Selanjutnya pada zaman orde baru, kedudukan dan fungsi Dewan Pers tidak berubah yaitu masih menjadi penasehat Pemerintah, terutama untuk Departemen Penerangan. Hal ini didasari pada Undang-Undang No. 21 Tahun 1982 tentang Perubahan Atas Undang-Undang Nomor 11 Tahun 1966 tentang Ketentuan-Ketentuan Pokok Pers. Tetapi terjadi perubahan perihal keterwakilan dalam unsur keanggotaan Dewan Pers seperti yang dinyatakan pada Pasal 6 ayat (2) UU No. 21 Tahun 1982 Tentang Ketentuan-Ketentuan Pokok Pers Sebagaimana Telah Diubah Dengan Undang-Undang No. 4 Tahun 1967 : “Anggota Dewan Pers terdiri dari wakil organisasi pers, wakil Pemerintah dan wakil masyarakat dalam hal ini ahli-ahli di bidang pers serta ahli-ahli di bidang lain.

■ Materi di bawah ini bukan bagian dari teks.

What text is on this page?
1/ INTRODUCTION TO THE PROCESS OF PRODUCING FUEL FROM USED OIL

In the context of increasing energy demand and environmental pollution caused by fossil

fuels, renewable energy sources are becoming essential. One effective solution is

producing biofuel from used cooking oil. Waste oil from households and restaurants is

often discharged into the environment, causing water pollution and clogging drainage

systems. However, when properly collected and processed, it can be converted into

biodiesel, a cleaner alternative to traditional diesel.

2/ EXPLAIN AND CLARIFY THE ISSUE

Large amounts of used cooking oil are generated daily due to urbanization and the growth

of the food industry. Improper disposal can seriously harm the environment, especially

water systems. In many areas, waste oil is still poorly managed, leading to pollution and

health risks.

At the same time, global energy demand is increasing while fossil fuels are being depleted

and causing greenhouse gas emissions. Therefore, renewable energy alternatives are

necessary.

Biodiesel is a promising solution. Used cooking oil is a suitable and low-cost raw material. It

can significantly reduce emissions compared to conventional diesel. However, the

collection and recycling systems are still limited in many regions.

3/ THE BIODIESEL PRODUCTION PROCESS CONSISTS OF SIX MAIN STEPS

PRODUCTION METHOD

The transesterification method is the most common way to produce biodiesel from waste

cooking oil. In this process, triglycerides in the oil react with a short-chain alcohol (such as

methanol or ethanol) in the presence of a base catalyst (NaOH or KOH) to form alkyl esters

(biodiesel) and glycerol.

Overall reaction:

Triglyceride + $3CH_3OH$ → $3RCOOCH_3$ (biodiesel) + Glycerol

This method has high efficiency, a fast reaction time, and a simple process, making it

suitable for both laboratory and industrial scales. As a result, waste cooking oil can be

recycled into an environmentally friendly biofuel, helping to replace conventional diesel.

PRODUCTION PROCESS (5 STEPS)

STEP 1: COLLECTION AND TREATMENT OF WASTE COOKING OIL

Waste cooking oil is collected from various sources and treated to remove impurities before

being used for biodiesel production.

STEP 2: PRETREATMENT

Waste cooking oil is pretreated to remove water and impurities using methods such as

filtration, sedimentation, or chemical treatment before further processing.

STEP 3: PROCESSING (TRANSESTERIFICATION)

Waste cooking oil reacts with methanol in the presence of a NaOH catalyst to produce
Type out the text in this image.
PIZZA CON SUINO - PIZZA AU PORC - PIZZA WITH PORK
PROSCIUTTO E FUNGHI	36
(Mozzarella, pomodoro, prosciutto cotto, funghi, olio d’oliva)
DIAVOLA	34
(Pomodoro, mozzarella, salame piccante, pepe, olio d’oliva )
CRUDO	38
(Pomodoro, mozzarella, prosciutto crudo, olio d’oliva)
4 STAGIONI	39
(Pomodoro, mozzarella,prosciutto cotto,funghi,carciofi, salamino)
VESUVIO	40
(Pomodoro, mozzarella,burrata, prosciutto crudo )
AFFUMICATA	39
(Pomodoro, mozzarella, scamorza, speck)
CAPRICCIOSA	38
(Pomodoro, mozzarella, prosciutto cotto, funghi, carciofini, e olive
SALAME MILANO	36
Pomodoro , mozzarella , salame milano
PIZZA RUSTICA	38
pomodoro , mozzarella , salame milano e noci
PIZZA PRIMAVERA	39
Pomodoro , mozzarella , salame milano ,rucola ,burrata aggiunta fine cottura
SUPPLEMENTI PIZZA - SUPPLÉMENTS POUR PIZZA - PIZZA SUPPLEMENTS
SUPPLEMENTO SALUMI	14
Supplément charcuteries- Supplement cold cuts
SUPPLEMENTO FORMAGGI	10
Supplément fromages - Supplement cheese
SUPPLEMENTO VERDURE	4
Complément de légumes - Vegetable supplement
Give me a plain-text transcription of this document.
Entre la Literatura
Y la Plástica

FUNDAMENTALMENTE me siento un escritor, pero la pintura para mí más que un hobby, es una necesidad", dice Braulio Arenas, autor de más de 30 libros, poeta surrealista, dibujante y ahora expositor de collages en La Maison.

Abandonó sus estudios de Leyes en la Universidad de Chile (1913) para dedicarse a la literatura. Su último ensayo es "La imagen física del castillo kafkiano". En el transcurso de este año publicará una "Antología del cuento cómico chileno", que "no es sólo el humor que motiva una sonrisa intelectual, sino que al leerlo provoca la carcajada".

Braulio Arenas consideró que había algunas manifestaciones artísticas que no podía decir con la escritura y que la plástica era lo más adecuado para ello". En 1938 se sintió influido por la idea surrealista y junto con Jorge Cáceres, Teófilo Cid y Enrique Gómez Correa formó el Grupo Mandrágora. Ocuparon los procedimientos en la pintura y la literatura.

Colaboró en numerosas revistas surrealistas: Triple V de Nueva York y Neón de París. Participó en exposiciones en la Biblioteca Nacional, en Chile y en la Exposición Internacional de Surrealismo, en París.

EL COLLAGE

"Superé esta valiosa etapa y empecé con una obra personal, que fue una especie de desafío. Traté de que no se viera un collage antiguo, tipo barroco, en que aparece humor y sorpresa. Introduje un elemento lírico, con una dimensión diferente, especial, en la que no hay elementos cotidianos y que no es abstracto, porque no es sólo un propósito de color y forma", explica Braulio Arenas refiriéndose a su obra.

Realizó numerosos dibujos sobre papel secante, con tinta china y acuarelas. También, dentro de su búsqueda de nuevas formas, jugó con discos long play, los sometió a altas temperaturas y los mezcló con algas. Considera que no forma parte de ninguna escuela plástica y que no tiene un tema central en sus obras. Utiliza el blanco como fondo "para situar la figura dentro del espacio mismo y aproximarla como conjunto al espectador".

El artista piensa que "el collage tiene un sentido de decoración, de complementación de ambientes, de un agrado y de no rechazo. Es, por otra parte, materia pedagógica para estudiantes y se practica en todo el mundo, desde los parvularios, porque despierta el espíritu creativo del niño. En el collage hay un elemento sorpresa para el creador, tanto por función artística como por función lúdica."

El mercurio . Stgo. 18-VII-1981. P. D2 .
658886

Melihat isi undang-undang tersebut, keberadaan Dewan Pers bisa diibaratkan hanya formalitas. Akibatnya, fungsi dan peran pers tidak bisa berjalan dengan maksimal. Sama sekali tidak ada perlindungan negara bagi wartawan pers untuk menjalankan tugasnya.
 IV.            Pers pada era reformasi
Kebebasan pers menemukan titik terang setelah runtuhnya rezim Soeharto pada Mei 1998. Pada saat itu rakyat menginginkan adanya reformasi pada segala bidang baik ekonomi, sosial, budaya yang pada masa orde baru terbelenggu. Momentum reformasi inilah yang kemudian dijadikan celah bagi pers untuk membebaskan diri dari belenggu penguasa. Pers kembali mengambil alih peran dan fungsinya sebagai wadah dan corong pembentukan opini public dalam rangka menjalankan fungsi pengawasan terhadap negara.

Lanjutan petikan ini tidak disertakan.